Certain terms are used throughout the following description and claims to refer to particular features or components. As one skilled in the art will appreciate, different persons may refer to the same feature or component by different names. This document does not intend to distinguish between components or features that differ in name but not structure or function.

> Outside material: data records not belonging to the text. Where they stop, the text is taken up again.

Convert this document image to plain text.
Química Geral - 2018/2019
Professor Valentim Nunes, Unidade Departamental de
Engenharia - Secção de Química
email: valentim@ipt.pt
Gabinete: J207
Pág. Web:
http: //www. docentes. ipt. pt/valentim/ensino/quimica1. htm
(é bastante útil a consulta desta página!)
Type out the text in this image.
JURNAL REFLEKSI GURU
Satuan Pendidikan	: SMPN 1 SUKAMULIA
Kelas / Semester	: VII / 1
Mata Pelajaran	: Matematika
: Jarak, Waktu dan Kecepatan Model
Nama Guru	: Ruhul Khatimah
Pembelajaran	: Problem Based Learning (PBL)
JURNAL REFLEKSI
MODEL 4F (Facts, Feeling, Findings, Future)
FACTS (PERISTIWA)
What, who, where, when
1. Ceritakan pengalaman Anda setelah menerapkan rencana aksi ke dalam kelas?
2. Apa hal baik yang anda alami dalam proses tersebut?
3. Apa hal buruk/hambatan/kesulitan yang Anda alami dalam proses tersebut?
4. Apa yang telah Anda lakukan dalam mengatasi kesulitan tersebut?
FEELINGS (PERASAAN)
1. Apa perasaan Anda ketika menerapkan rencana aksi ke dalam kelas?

As used herein “airbag-based cargo restraint system”, “cargo restraint system”, “modular inflatable cargo stabilization system”, and “system” are interchangeable and refer to the modular and inflatable cargo stabilization system 100 of the present invention.

Notwithstanding the forgoing, the modular and inflatable cargo stabilization system 100 of the present invention can be of any suitable configuration as is known in the art without affecting the overall concept of the invention, provided that it accomplishes the above stated objectives. One of ordinary skill in the art will appreciate that the modular and inflatable cargo stabilization system 100 as shown in the FIGS. are for illustrative purposes only, and that many other configurations of the modular and inflatable cargo stabilization system 100 are well within the scope of the present disclosure. Although the dimensions of the modular and inflatable cargo stabilization system 100 are important design parameters for user convenience, the modular and inflatable cargo stabilization system 100 may be of any size that ensures optimal performance during use and/or that suits the user's needs and/or preferences.

Various modifications and additions can be made to the exemplary embodiments discussed without departing from the scope of the present invention. While the embodiments described above refer to particular features, the scope of this invention also includes embodiments having different combinations of features and embodiments that do not include all of the described features. Accordingly, the scope of the present invention is intended to embrace all such alternatives, modifications, and variations as fall within the scope of the claims, together with all equivalents thereof.

What has been described above includes examples of the claimed subject matter. It is, of course, not possible to describe every conceivable combination of components or methodologies for purposes of describing the claimed subject matter, but one of ordinary skill in the art may recognize that many further combinations and permutations of the claimed subject matter are possible. Accordingly, the claimed subject matter is intended to embrace all such alterations, modifications and variations that fall within the spirit and scope of the appended claims. Furthermore, to the extent that the term “includes” is used in either the detailed description or the claims, such term is intended to be inclusive in a manner similar to the term “comprising” as “comprising” is interpreted when employed as a transitional word in a claim.